The French government wants to free itself from American influence. Prime Minister Sébastien Lecornu announced on Tuesday morning that French firm ChapsVision has been chosen to replace US company Palantir in handling large-scale data processing for the General Directorate for Internal Security (DGSI).

“We cannot accept new strategic dependencies in the digital sphere”, the prime minister argued, saying he wanted to “build real autonomy” so as “not to depend on the goodwill of certain partners, who are able to turn off the tap of access” to AI.

A break after ten years of partnership

The announcement comes as a surprise, as the DGSI renewed its contract with Palantir last December for a further three years. The exact terms of the transition and the timetable for rolling out the new system have not yet been set out by the French authorities.

Founded by billionaire Peter Thiel with backing from the CIA, Palantir sells military-grade, AI-based data integration tools to governments and companies. Its cooperation with the DGSI dates back to the 13 November 2015 attacks.
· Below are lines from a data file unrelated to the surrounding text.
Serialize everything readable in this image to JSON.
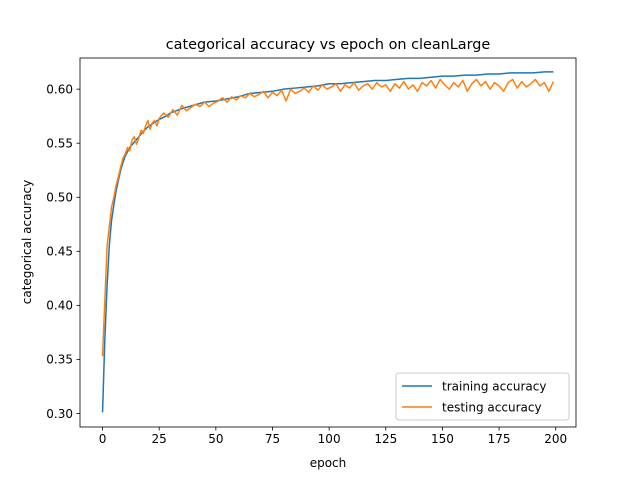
{
  "chart_data": {
    "type": "line",
    "title": "categorical accuracy vs epoch on cleanLarge",
    "xlabel": "epoch",
    "ylabel": "categorical accuracy",
    "xlim": [
      -9.95,
      208.95
    ],
    "ylim": [
      0.2875,
      0.6288
    ],
    "xticks": [
      0,
      25,
      50,
      75,
      100,
      125,
      150,
      175,
      200
    ],
    "yticks": [
      0.3,
      0.35,
      0.4,
      0.45,
      0.5,
      0.55,
      0.6
    ],
    "ytick_labels": [
      "0.30",
      "0.35",
      "0.40",
      "0.45",
      "0.50",
      "0.55",
      "0.60"
    ],
    "grid": false,
    "legend": {
      "placement": "lower-right"
    },
    "series": [
      {
        "name": "training accuracy",
        "color": "#1f77b4",
        "x": [
          0,
          1,
          2,
          3,
          4,
          5,
          6,
          7,
          8,
          9,
          10,
          12,
          14,
          16,
          18,
          20,
          22,
          25,
          28,
          30,
          35,
          40,
          45,
          50,
          55,
          60,
          65,
          70,
          75,
          80,
          85,
          90,
          95,
          100,
          105,
          110,
          115,
          120,
          125,
          130,
          135,
          140,
          145,
          150,
          155,
          160,
          165,
          170,
          175,
          180,
          185,
          190,
          195,
          199
        ],
        "y": [
          0.301,
          0.368,
          0.418,
          0.456,
          0.479,
          0.493,
          0.506,
          0.516,
          0.525,
          0.532,
          0.538,
          0.546,
          0.551,
          0.556,
          0.561,
          0.565,
          0.568,
          0.572,
          0.575,
          0.578,
          0.582,
          0.585,
          0.588,
          0.589,
          0.591,
          0.593,
          0.596,
          0.597,
          0.598,
          0.6,
          0.601,
          0.602,
          0.603,
          0.605,
          0.605,
          0.606,
          0.607,
          0.608,
          0.608,
          0.609,
          0.61,
          0.61,
          0.611,
          0.612,
          0.612,
          0.613,
          0.613,
          0.614,
          0.614,
          0.615,
          0.615,
          0.615,
          0.616,
          0.616
        ]
      },
      {
        "name": "testing accuracy",
        "color": "#ff7f0e",
        "x": [
          0,
          1,
          2,
          3,
          4,
          5,
          6,
          7,
          8,
          9,
          10,
          11,
          12,
          13,
          14,
          15,
          16,
          17,
          18,
          19,
          20,
          21,
          22,
          23,
          24,
          25,
          27,
          29,
          31,
          33,
          35,
          37,
          39,
          41,
          43,
          45,
          47,
          49,
          51,
          53,
          55,
          57,
          59,
          61,
          63,
          65,
          67,
          69,
          71,
          73,
          75,
          77,
          79,
          81,
          83,
          85,
          87,
          89,
          91,
          93,
          95,
          97,
          99,
          101,
          103,
          105,
          107,
          109,
          111,
          113,
          115,
          117,
          119,
          121,
          123,
          125,
          127,
          129,
          131,
          133,
          135,
          137,
          139,
          141,
          143,
          145,
          147,
          149,
          151,
          153,
          155,
          157,
          159,
          161,
          163,
          165,
          167,
          169,
          171,
          173,
          175,
          177,
          179,
          181,
          183,
          185,
          187,
          189,
          191,
          193,
          195,
          197,
          199
        ],
        "y": [
          0.353,
          0.404,
          0.455,
          0.473,
          0.491,
          0.5,
          0.511,
          0.519,
          0.528,
          0.536,
          0.54,
          0.546,
          0.543,
          0.553,
          0.556,
          0.549,
          0.555,
          0.562,
          0.559,
          0.566,
          0.571,
          0.563,
          0.569,
          0.571,
          0.566,
          0.573,
          0.578,
          0.574,
          0.581,
          0.576,
          0.585,
          0.58,
          0.583,
          0.586,
          0.584,
          0.588,
          0.584,
          0.587,
          0.589,
          0.592,
          0.588,
          0.593,
          0.59,
          0.594,
          0.592,
          0.596,
          0.593,
          0.595,
          0.598,
          0.592,
          0.597,
          0.594,
          0.599,
          0.589,
          0.6,
          0.596,
          0.598,
          0.601,
          0.597,
          0.603,
          0.599,
          0.604,
          0.6,
          0.602,
          0.605,
          0.598,
          0.604,
          0.601,
          0.606,
          0.599,
          0.603,
          0.605,
          0.6,
          0.606,
          0.602,
          0.604,
          0.598,
          0.605,
          0.601,
          0.607,
          0.6,
          0.604,
          0.598,
          0.606,
          0.603,
          0.608,
          0.601,
          0.609,
          0.604,
          0.6,
          0.606,
          0.602,
          0.608,
          0.598,
          0.605,
          0.609,
          0.603,
          0.607,
          0.6,
          0.606,
          0.603,
          0.598,
          0.606,
          0.609,
          0.601,
          0.607,
          0.602,
          0.605,
          0.609,
          0.603,
          0.606,
          0.598,
          0.607
        ]
      }
    ]
  }
}
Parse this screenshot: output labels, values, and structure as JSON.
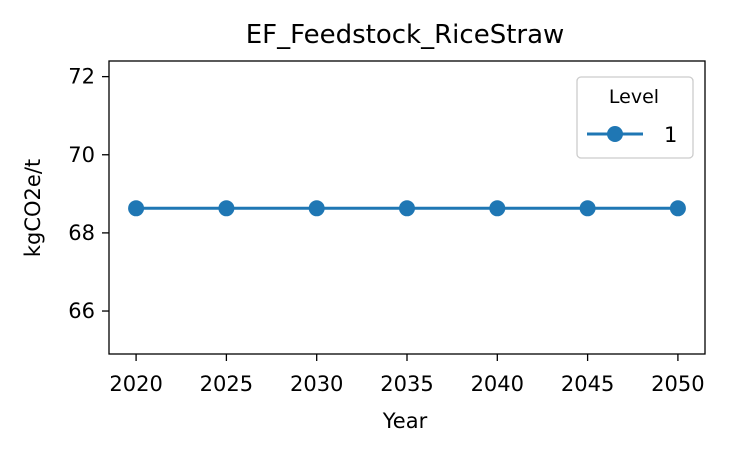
{
  "chart_data": {
    "type": "line",
    "title": "EF_Feedstock_RiceStraw",
    "xlabel": "Year",
    "ylabel": "kgCO2e/t",
    "x": [
      2020,
      2025,
      2030,
      2035,
      2040,
      2045,
      2050
    ],
    "x_ticks": [
      "2020",
      "2025",
      "2030",
      "2035",
      "2040",
      "2045",
      "2050"
    ],
    "y_ticks": [
      "66",
      "68",
      "70",
      "72"
    ],
    "xlim": [
      2018.5,
      2051.5
    ],
    "ylim": [
      64.9,
      72.4
    ],
    "grid": false,
    "legend": {
      "title": "Level",
      "placement": "upper right"
    },
    "series": [
      {
        "name": "1",
        "color": "#1f77b4",
        "marker": "circle",
        "values": [
          68.63,
          68.63,
          68.63,
          68.63,
          68.63,
          68.63,
          68.63
        ]
      }
    ]
  }
}
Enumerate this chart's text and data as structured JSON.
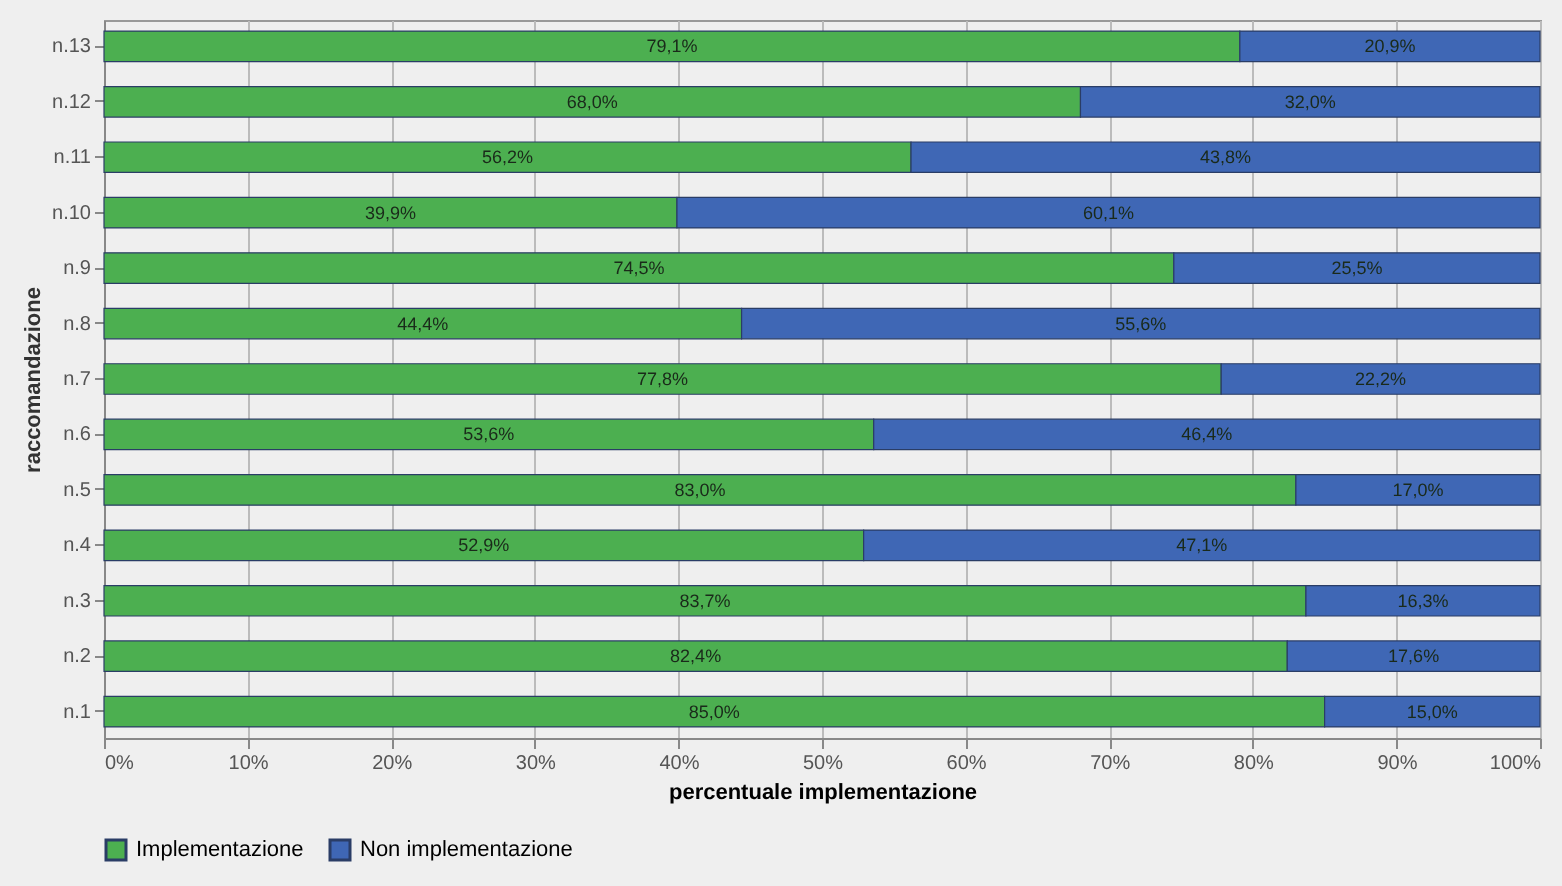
{
  "chart_data": {
    "type": "bar",
    "orientation": "horizontal",
    "stacked": true,
    "xlabel": "percentuale implementazione",
    "ylabel": "raccomandazione",
    "categories": [
      "n.13",
      "n.12",
      "n.11",
      "n.10",
      "n.9",
      "n.8",
      "n.7",
      "n.6",
      "n.5",
      "n.4",
      "n.3",
      "n.2",
      "n.1"
    ],
    "series": [
      {
        "name": "Implementazione",
        "color": "#4caf50",
        "values": [
          79.1,
          68.0,
          56.2,
          39.9,
          74.5,
          44.4,
          77.8,
          53.6,
          83.0,
          52.9,
          83.7,
          82.4,
          85.0
        ],
        "value_labels": [
          "79,1%",
          "68,0%",
          "56,2%",
          "39,9%",
          "74,5%",
          "44,4%",
          "77,8%",
          "53,6%",
          "83,0%",
          "52,9%",
          "83,7%",
          "82,4%",
          "85,0%"
        ]
      },
      {
        "name": "Non implementazione",
        "color": "#3f67b5",
        "values": [
          20.9,
          32.0,
          43.8,
          60.1,
          25.5,
          55.6,
          22.2,
          46.4,
          17.0,
          47.1,
          16.3,
          17.6,
          15.0
        ],
        "value_labels": [
          "20,9%",
          "32,0%",
          "43,8%",
          "60,1%",
          "25,5%",
          "55,6%",
          "22,2%",
          "46,4%",
          "17,0%",
          "47,1%",
          "16,3%",
          "17,6%",
          "15,0%"
        ]
      }
    ],
    "xlim": [
      0,
      100
    ],
    "xticks": [
      {
        "value": 0,
        "label": "0%"
      },
      {
        "value": 10,
        "label": "10%"
      },
      {
        "value": 20,
        "label": "20%"
      },
      {
        "value": 30,
        "label": "30%"
      },
      {
        "value": 40,
        "label": "40%"
      },
      {
        "value": 50,
        "label": "50%"
      },
      {
        "value": 60,
        "label": "60%"
      },
      {
        "value": 70,
        "label": "70%"
      },
      {
        "value": 80,
        "label": "80%"
      },
      {
        "value": 90,
        "label": "90%"
      },
      {
        "value": 100,
        "label": "100%"
      }
    ],
    "grid": "x",
    "legend": "bottom"
  }
}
Faced with a security emergency and a massive increase in the volume of data to be analysed, the French services turned to Palantir’s Gotham platform, then seen as one of the few systems capable of meeting such operational needs.

Ever since the first contract was signed in 2016, and then renewed in 2019 and again in 2022, French intelligence chiefs had regularly portrayed this reliance on US technology as a temporary solution, pending the emergence of a credible national alternative.

A climate of mistrust towards the United States

The unpredictability of US President Donald Trump on the international stage has led European allies to question whether decades of American support in areas such as security and technology can still be taken for granted.

Washington last week ordered US artificial intelligence start-up Anthropic to deny “any foreign national” access to its two most powerful models, Claude Fable 5 and Mythos 5, citing “national security”. The order prompted reactions from several declared or potential presidential candidates in France, who warned of an “AI war” and stressed the need for independence from the United States.

Earlier this year, the German army said it would no longer use Palantir, while the United Kingdom is reviewing the £330 million (€382 million) data contract signed between the National Health Service and Palantir following political and parliamentary pressure.

London mayor Sadiq Khan has also blocked a proposed £50 million contract between Palantir and the capital’s police force, citing value-for-money and procurement concerns.

€655 million for AI in France

Sébastien Lecornu also said that France plans to invest €655 million in artificial intelligence and roll out a single chatbot for all government services.

France will also develop a public health chatbot for the state health insurance agency Ameli, along with a new digital platform designed to simplify access to public data.

For ChapsVision, the decision marks a major milestone in its development. The company aims to become one of Europe’s leaders in data intelligence and agentic artificial intelligence, and had already won in 2024 an initial DGSI contract covering the processing of heterogeneous data. The contract awarded today will allow it to take charge of handling vast quantities of data, a field historically dominated by Palantir.